EU government leaders said last month they would disclose the results of stress tests on the region's banks but left many questions unanswered as to how testing would work.

The results, which policymakers hope will reassure investors that EU banks are sound and boost fragile market confidence in the EU economy, are to be released around July 23.

With financial markers unsure what exactly will be published, EU Monetary Commissioner Olli Rehn said the results should be fully transparent.

The (European) Commission is in favor of full transparency and advocated the extension of bank stress tests and the publication of the results by the end of July, Rehn told European parliamentarians.
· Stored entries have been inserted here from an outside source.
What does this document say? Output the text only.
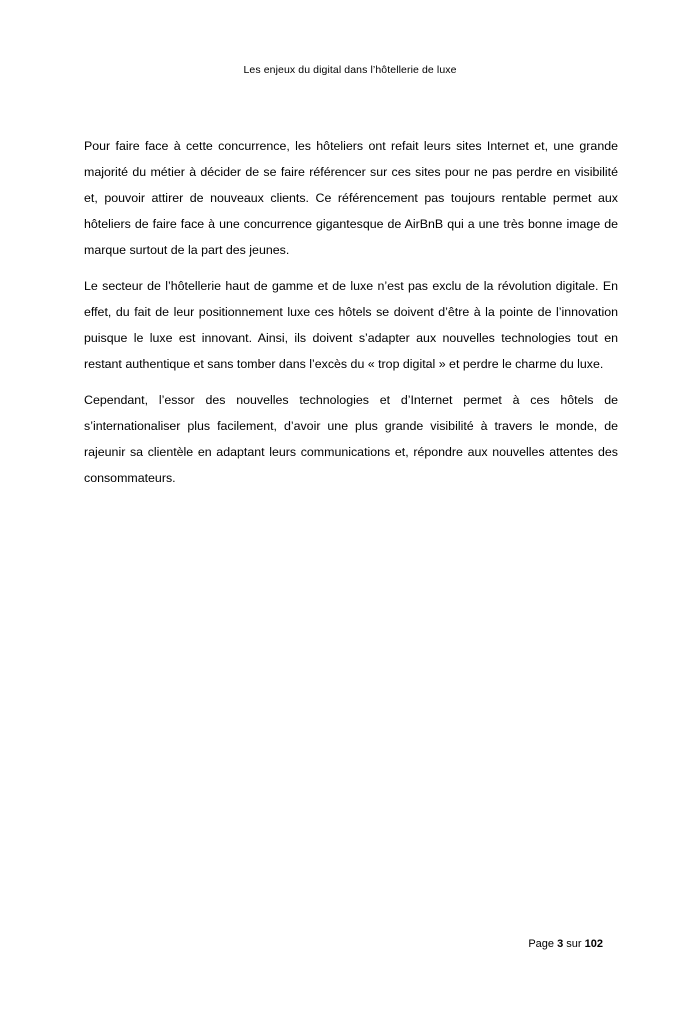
Les enjeux du digital dans l’hôtellerie de luxe

Pour faire face à cette concurrence, les hôteliers ont refait leurs sites Internet et, une grande majorité du métier à décider de se faire référencer sur ces sites pour ne pas perdre en visibilité et, pouvoir attirer de nouveaux clients. Ce référencement pas toujours rentable permet aux hôteliers de faire face à une concurrence gigantesque de AirBnB qui a une très bonne image de marque surtout de la part des jeunes.

Le secteur de l’hôtellerie haut de gamme et de luxe n’est pas exclu de la révolution digitale. En effet, du fait de leur positionnement luxe ces hôtels se doivent d’être à la pointe de l’innovation puisque le luxe est innovant. Ainsi, ils doivent s’adapter aux nouvelles technologies tout en restant authentique et sans tomber dans l’excès du « trop digital » et perdre le charme du luxe.

Cependant, l’essor des nouvelles technologies et d’Internet permet à ces hôtels de s’internationaliser plus facilement, d’avoir une plus grande visibilité à travers le monde, de rajeunir sa clientèle en adaptant leurs communications et, répondre aux nouvelles attentes des consommateurs.

Page 3 sur 102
This will help reduce uncertainty and restore confidence. The doubts about the health of the European banks need to be dispelled, which is why the stress tests are so important.

Details of what will be published is expected to be finalized on July 12-13 when euro zone and EU finance ministers meet in Brussels.

Some investors are concerned that the tests will be fudged or the complete results not published.

Partly as a result of this uncertainly, European bank shares were among the top losers on markets on Monday, with Barclays , Lloyds , Royal Bank of Scotland and Credit Agricole down.

French Economy Minister Christine Lagarde has said the stress-test results will show that banks in Europe are solid.

But German magazine Der Spiegel reported on Saturday that European regulators were opposed to including a sovereign default scenario in the tests.

Rehn also said that fears about a double-dip recession in the euro zone and elsewhere were exaggerated.

The underlying basic trend in the real economy is clearly upwards, he said.

He repeated that euro zone countries needed austerity measures to regain credibility with investors, despite fears of some economists and politicians that this would stifle recovery from the worst economic crisis in decades.

Rehn added that the euro zone should promptly launch its emergency aid mechanism, worth 440 billion euros ($590 billion), due to be set up to prevent the debt crisis from spreading from Greece to other euro zone countries.

Slovakia's balking at signing off a framework needed to launch the fund, following national elections in the euro zone's new member state, are partly responsible for the delay.

In my view, our immediate priority should be to make the newly established and temporary European Financial Stability Facility operational, Rehn said.